▲ (From left) Professor Hee Mang Yoon of the Department of Radiology, Professor Namkug Kim of the Department of Convergence Medicine, and Professor Byong Sop Lee of the Division of Neonatology at Asan Medical Center
Intestinal perforation in newborns is a life-threatening condition in which a hole forms in the intestine due to diseases such as necrotizing enterocolitis. Diagnosis is typically made by checking X-ray images for the presence of air in the abdominal cavity, but the signs of perforation are often subtle, making accurate interpretation challenging.
A research team led by Professors Hee Mang Yoon of the Department of Radiology, Namkug Kim of the Department of Convergence Medicine, and Byong Sop Lee of the Division of Neonatology at Asan Medical Center recently announced that they have developed an artificial intelligence (AI) interpretation model capable of analyzing newborns’ X-ray images to determine the presence of intestinal perforation and pinpoint the location of the lesion.

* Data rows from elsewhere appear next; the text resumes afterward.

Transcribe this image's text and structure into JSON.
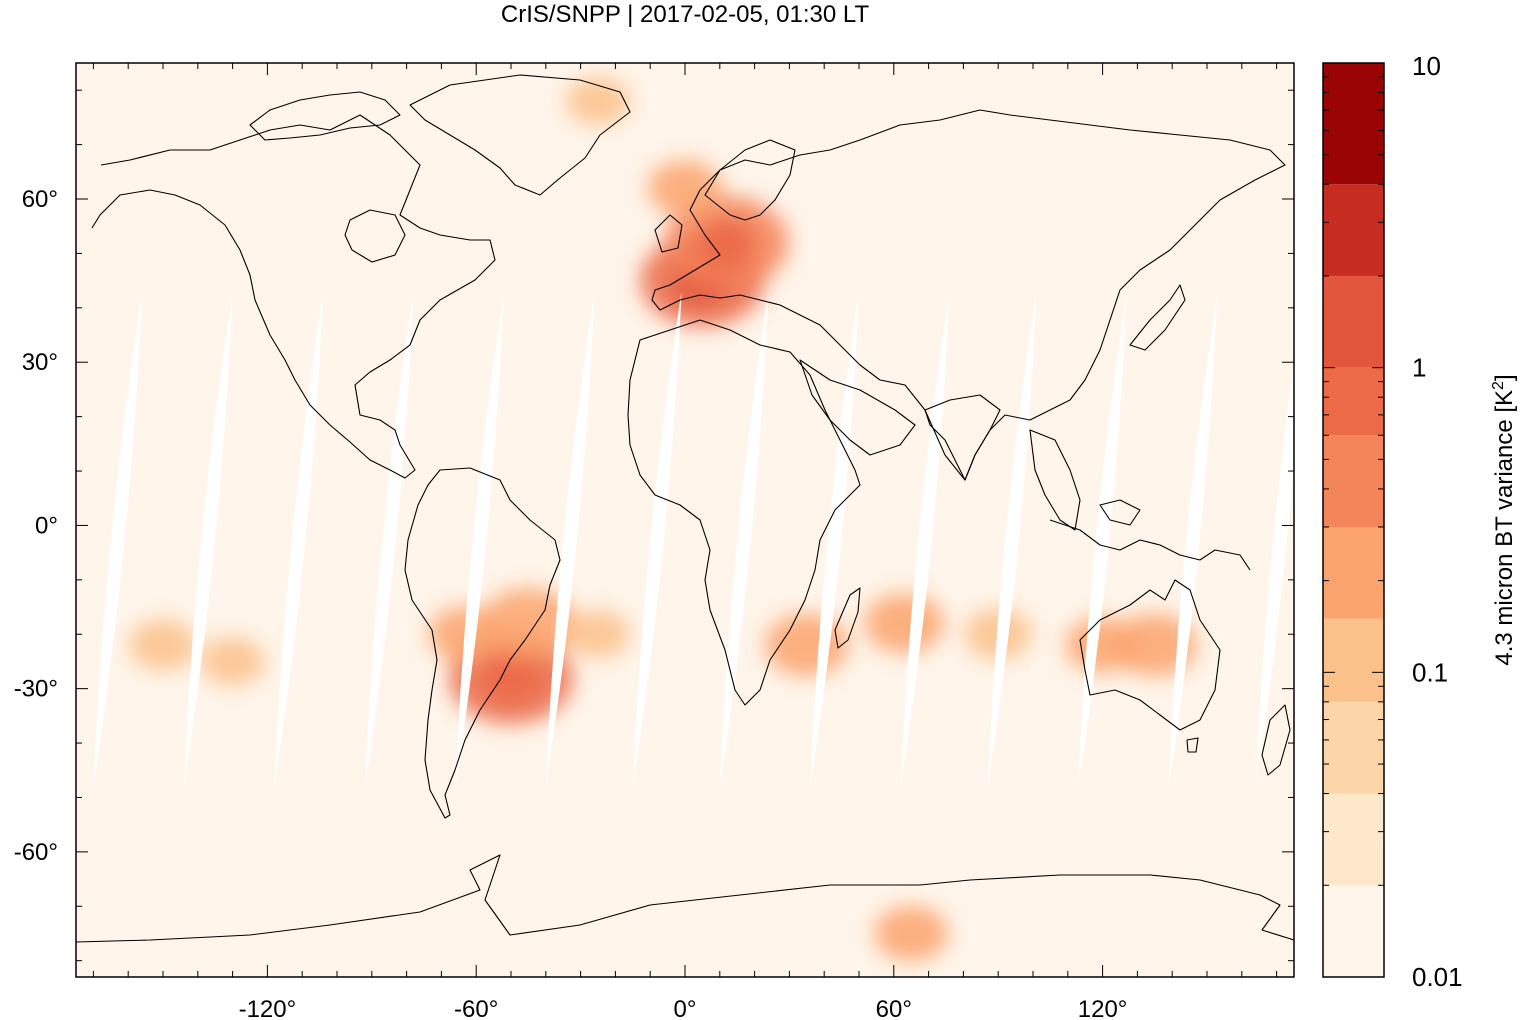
{
  "title": "CrIS/SNPP | 2017-02-05, 01:30 LT",
  "map": {
    "projection": "equirectangular",
    "lon_range": [
      -175,
      175
    ],
    "lat_range": [
      -83,
      85
    ],
    "lon_ticks": [
      {
        "value": -120,
        "label": "-120°"
      },
      {
        "value": -60,
        "label": "-60°"
      },
      {
        "value": 0,
        "label": "0°"
      },
      {
        "value": 60,
        "label": "60°"
      },
      {
        "value": 120,
        "label": "120°"
      }
    ],
    "lat_ticks": [
      {
        "value": 60,
        "label": "60°"
      },
      {
        "value": 30,
        "label": "30°"
      },
      {
        "value": 0,
        "label": "0°"
      },
      {
        "value": -30,
        "label": "-30°"
      },
      {
        "value": -60,
        "label": "-60°"
      }
    ],
    "background_color": "#fff5ea",
    "coastline_color": "#000000",
    "gap_color": "#ffffff",
    "swath_gaps": [
      {
        "center_lon": -163,
        "width_deg": 5
      },
      {
        "center_lon": -137,
        "width_deg": 5
      },
      {
        "center_lon": -111,
        "width_deg": 5
      },
      {
        "center_lon": -85,
        "width_deg": 5
      },
      {
        "center_lon": -59,
        "width_deg": 5
      },
      {
        "center_lon": -33,
        "width_deg": 5
      },
      {
        "center_lon": -8,
        "width_deg": 5
      },
      {
        "center_lon": 17,
        "width_deg": 5
      },
      {
        "center_lon": 43,
        "width_deg": 5
      },
      {
        "center_lon": 69,
        "width_deg": 5
      },
      {
        "center_lon": 94,
        "width_deg": 5
      },
      {
        "center_lon": 120,
        "width_deg": 5
      },
      {
        "center_lon": 146,
        "width_deg": 5
      },
      {
        "center_lon": 171,
        "width_deg": 5
      }
    ],
    "variance_patches": [
      {
        "region": "Western Europe",
        "lon": 5,
        "lat": 45,
        "value": 0.9
      },
      {
        "region": "Central Europe",
        "lon": 12,
        "lat": 52,
        "value": 0.5
      },
      {
        "region": "Scandinavia / North Atlantic",
        "lon": 0,
        "lat": 62,
        "value": 0.15
      },
      {
        "region": "Greenland Sea",
        "lon": -25,
        "lat": 78,
        "value": 0.1
      },
      {
        "region": "Southern Brazil",
        "lon": -50,
        "lat": -28,
        "value": 0.6
      },
      {
        "region": "Central Brazil",
        "lon": -45,
        "lat": -18,
        "value": 0.25
      },
      {
        "region": "Bolivia / Andes",
        "lon": -63,
        "lat": -20,
        "value": 0.15
      },
      {
        "region": "Southeast Africa",
        "lon": 35,
        "lat": -22,
        "value": 0.2
      },
      {
        "region": "South Indian Ocean",
        "lon": 63,
        "lat": -18,
        "value": 0.18
      },
      {
        "region": "Indian Ocean 90E",
        "lon": 90,
        "lat": -20,
        "value": 0.12
      },
      {
        "region": "Australia",
        "lon": 135,
        "lat": -22,
        "value": 0.2
      },
      {
        "region": "Western Australia coast",
        "lon": 120,
        "lat": -22,
        "value": 0.15
      },
      {
        "region": "South Pacific 160W",
        "lon": -150,
        "lat": -22,
        "value": 0.12
      },
      {
        "region": "South Pacific 130W",
        "lon": -130,
        "lat": -25,
        "value": 0.1
      },
      {
        "region": "South Atlantic",
        "lon": -25,
        "lat": -20,
        "value": 0.1
      },
      {
        "region": "Antarctica coast 65E",
        "lon": 65,
        "lat": -75,
        "value": 0.15
      }
    ]
  },
  "colorbar": {
    "label_main": "4.3 micron BT variance [K",
    "label_sup": "2",
    "label_end": "]",
    "scale": "log",
    "min": 0.01,
    "max": 10,
    "ticks": [
      {
        "value": 0.01,
        "label": "0.01"
      },
      {
        "value": 0.1,
        "label": "0.1"
      },
      {
        "value": 1,
        "label": "1"
      },
      {
        "value": 10,
        "label": "10"
      }
    ],
    "bins": [
      {
        "from": 0.01,
        "to": 0.02,
        "color": "#fff5ea"
      },
      {
        "from": 0.02,
        "to": 0.04,
        "color": "#fde8cc"
      },
      {
        "from": 0.04,
        "to": 0.08,
        "color": "#fcd5a9"
      },
      {
        "from": 0.08,
        "to": 0.15,
        "color": "#fbc18a"
      },
      {
        "from": 0.15,
        "to": 0.3,
        "color": "#fba36c"
      },
      {
        "from": 0.3,
        "to": 0.6,
        "color": "#f4845a"
      },
      {
        "from": 0.6,
        "to": 1.0,
        "color": "#ec6a48"
      },
      {
        "from": 1.0,
        "to": 2.0,
        "color": "#e2563e"
      },
      {
        "from": 2.0,
        "to": 4.0,
        "color": "#c72c21"
      },
      {
        "from": 4.0,
        "to": 10.0,
        "color": "#9b0404"
      }
    ]
  }
}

The AI interpretation model for neonatal intestinal perforation demonstrated high performance, with an internal validation accuracy of 94.9% and an external validation accuracy of 84.1%. In particular, its ability to detect intestinal perforation at an early stage is expected to help improving the survival rate of newborns.
Intestinal perforation, which occurs primarily in premature infants, can lead to severe complications or even death if diagnosis is delayed. However, due to the nature of neonatal intensive care units, it is often difficult for radiologists to interpret images immediately, increasing the risk of misdiagnosis or delayed diagnosis.

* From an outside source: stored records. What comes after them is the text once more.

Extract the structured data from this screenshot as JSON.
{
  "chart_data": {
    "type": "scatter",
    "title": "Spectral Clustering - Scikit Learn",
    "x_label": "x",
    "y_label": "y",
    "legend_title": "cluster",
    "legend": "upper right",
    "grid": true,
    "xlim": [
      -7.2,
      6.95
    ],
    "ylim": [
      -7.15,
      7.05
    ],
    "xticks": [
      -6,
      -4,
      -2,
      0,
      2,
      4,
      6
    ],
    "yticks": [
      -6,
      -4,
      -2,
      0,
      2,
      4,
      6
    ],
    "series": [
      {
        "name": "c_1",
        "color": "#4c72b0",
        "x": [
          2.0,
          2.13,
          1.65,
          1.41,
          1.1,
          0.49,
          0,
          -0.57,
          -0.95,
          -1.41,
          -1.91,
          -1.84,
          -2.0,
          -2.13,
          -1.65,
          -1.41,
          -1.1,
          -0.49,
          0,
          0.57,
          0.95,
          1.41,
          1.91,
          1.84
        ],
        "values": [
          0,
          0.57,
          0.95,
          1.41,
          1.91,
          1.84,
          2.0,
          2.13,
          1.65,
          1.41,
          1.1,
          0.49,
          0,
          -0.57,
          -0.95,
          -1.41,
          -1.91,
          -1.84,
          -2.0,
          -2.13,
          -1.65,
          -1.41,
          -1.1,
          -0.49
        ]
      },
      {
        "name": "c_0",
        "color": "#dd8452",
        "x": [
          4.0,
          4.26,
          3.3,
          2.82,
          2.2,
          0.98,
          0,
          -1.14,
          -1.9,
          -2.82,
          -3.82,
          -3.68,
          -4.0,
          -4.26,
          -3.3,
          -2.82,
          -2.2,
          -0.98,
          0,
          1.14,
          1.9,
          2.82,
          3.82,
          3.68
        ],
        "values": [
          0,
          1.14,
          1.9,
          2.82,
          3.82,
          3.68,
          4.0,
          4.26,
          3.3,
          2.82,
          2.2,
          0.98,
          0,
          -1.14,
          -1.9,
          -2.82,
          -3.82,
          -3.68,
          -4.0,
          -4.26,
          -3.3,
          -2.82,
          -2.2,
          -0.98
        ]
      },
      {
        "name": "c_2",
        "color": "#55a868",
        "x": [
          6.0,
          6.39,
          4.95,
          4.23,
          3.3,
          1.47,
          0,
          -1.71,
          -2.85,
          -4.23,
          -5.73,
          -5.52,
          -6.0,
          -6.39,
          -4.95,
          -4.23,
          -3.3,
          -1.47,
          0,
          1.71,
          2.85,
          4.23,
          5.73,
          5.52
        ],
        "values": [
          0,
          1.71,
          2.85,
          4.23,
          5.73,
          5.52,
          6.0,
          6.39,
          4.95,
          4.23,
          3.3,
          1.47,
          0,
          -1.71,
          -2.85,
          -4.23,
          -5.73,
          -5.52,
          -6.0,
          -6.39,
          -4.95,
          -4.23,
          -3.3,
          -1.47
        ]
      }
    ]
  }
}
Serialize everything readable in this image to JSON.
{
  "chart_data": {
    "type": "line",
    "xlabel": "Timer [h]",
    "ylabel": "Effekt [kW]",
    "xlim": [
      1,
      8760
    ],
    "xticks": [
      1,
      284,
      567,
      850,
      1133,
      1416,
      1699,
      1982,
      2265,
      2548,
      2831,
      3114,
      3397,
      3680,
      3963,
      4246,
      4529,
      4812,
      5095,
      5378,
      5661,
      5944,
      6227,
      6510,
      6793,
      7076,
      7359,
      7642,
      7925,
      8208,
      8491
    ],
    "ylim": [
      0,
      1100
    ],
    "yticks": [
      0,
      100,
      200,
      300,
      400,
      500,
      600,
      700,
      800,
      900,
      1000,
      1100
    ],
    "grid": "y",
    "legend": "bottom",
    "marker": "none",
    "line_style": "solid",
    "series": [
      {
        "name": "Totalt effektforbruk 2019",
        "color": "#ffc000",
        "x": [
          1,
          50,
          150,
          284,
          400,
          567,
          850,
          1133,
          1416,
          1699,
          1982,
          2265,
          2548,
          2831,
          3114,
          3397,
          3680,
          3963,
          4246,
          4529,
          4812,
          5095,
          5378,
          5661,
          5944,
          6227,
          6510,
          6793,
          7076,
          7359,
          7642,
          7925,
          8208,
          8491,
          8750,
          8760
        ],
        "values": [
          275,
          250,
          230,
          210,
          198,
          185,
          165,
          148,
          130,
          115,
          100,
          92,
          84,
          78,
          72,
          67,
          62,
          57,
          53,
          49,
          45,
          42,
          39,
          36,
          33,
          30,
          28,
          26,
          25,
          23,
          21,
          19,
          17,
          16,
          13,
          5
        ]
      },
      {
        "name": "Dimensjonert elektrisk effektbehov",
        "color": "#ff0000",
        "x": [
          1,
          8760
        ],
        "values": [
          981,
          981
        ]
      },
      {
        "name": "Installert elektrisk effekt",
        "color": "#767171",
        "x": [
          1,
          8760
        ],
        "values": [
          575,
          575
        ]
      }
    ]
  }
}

In addition, existing AI interpretation models have been developed based on adult data, making them difficult to apply to newborns, who differ greatly from adults in body size, X-ray positioning, and radiologic findings.
To address this issue, the research team developed a deep multitask learning model that classifies the presence of intestinal perforation using newborns’ X-ray images while simultaneously identifying and highlighting areas in the abdominal cavity filled with air.

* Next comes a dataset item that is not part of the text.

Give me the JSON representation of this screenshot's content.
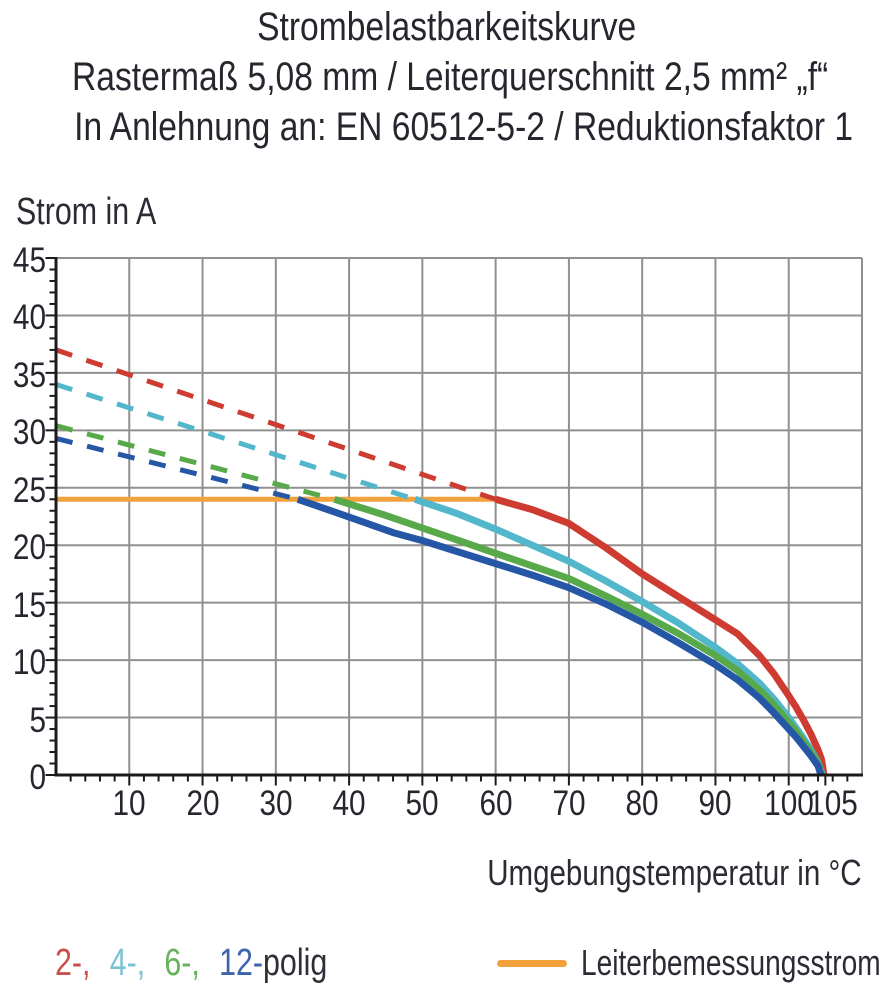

To enable the AI model to recognize various patterns and lesion locations of intestinal perforation, which can differ from patient to patient, the research team applied data augmentation techniques, allowing the model to effectively learn from a wide range of imaging variations.
To verify the model’s clinical applicability, the research team collected 64,000 X-ray images from 11 hospitals nationwide as external validation data. Among these, 164 images showing intestinal perforation and 214 control images were selected for internal and multi-center external validation.
In the internal validation, the AI interpretation model for intestinal perforation achieved a diagnostic accuracy of 94.9%, accurately identifying the areas in the abdominal cavity filled with air.
When validated with external data, the model achieved a diagnostic accuracy of 84.1%, comparable to that of medical specialists. The research team also assessed the assistive effect of using the AI interpretation model and found that diagnostic accuracy improved from 82.5% to 86.6%. Notably, inter-observer agreement increased significantly from 71% to 86%.
Professor Hee Mang Yoon of the Department of Radiology at Asan Medical Center explained, “Neonatal intestinal perforation is a medical emergency where rapid diagnosis is crucial, but the imaging findings are often subtle and differ from those of adults, making diagnostic accuracy highly dependent on the radiologist’s experience. The AI interpretation model for neonatal intestinal perforation not only demonstrated specialist-level accuracy but also improved diagnostic consistency among clinicians.”
Professor Namkug Kim of the Department of Convergence Medicine at Asan Medical Center said, “We are focusing on developing technologies that are essential in clinical settings but have not yet been sufficiently studied, such as neonatal intestinal perforation. We aim to create and apply various models that support early diagnosis in neonatal intensive care units, where rapid decision-making is critical, ultimately contributing to improving newborn survival rates.”
The results of this study were published in the latest issue of Computers in Biology and Medicine (impact factor 6.3), a leading international journal in the field of biomedical science.